Maar de twee hierboven besproken ‘hersdode’ mannen ontvangen dergelijk respect niet. Ze worden als xenograft-gastheren op beademingsapparatuur gehouden tot het moment dat het experiment is beëindigd en ze worden opgeofferd voor pathologisch onderzoek. En het is zeer onwaarschijnlijk dat deze mannen de kans hebben gekregen om in te stemmen met deze behandeling. Zivot schrijft:
De huidige schriftelijke wilsverklaringen bevatten geen ruimte voor dergelijke postmortale wensen. Individuen kunnen zich vóór hun overlijden aanmelden als orgaandonor, maar het doneren van het hele hersendode lichaam voor een xenotransplantaattransplantatie is zonder duidelijk precedent. … Hersendood, als criterium voor de dood, moet voortdurend weerspiegelen wat bekend is en rechtvaardigen waarom de mogelijkheid van een verkeerde hersendooddiagnose terzijde kan worden geschoven als een xenograft-experiment, of enig ander experiment, op het spel staat.

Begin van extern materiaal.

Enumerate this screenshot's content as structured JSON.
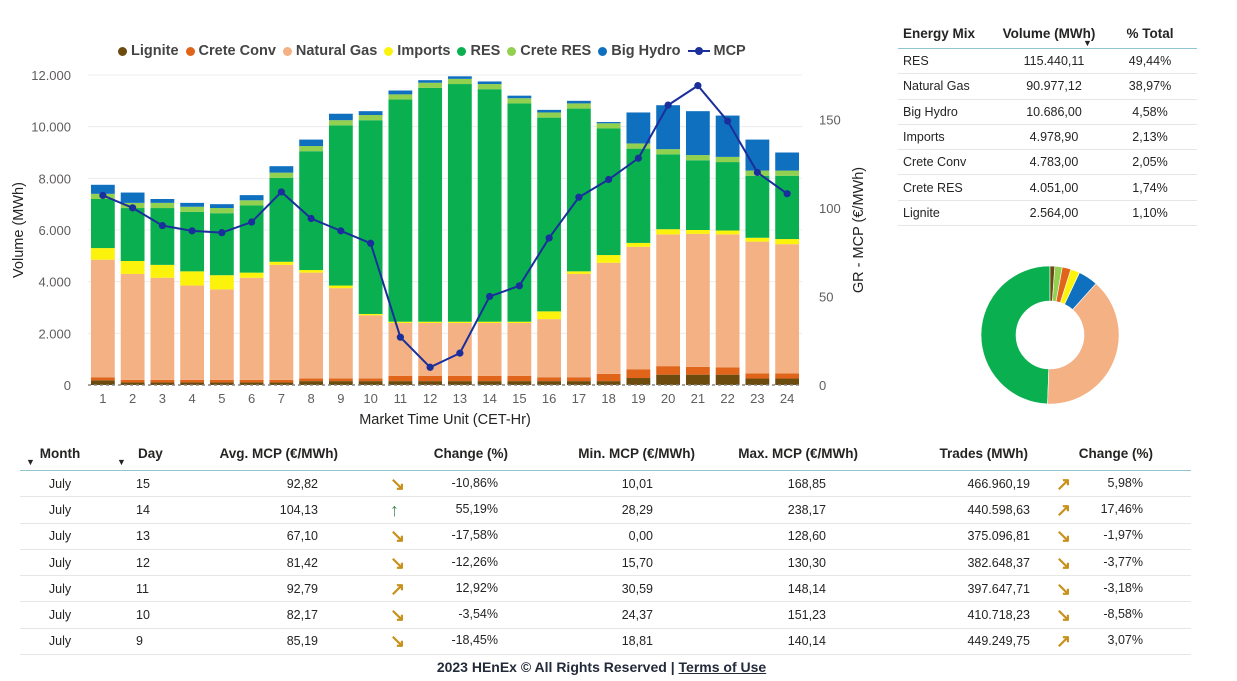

De best mogelijke uitkomst zou zijn dat sommige van deze ‘hersendood’ mensen die nu als xenograft-gastheren worden gebruikt, misschien neurologische verbetering zouden laten zien gedurende de tijd dat ze als medische proefpersonen eersteklas ICU-zorg krijgen. De diagnose ‘hersendood’ is meestal een self-fulfilling prophecy, waarbij deze ongelukkige mensen óf snel orgaandonor worden óf hun medische hulp wordt ingetrokken. Maar steeds meer mensen, zoals Zack Dunlap , Jahi McMath , Taylor Hale , Trenton McKinley en anderen, bewijzen dat artsen ongelijk hebben over hun ‘hersendood’-diagnose. Deze overlevenden van de ‘hersendood’ bewijzen dat deze diagnose ten onrechte kan worden gesteld, en dat het gebruik van deze mensen voor medische experimenten ethisch niet gerechtvaardigd is.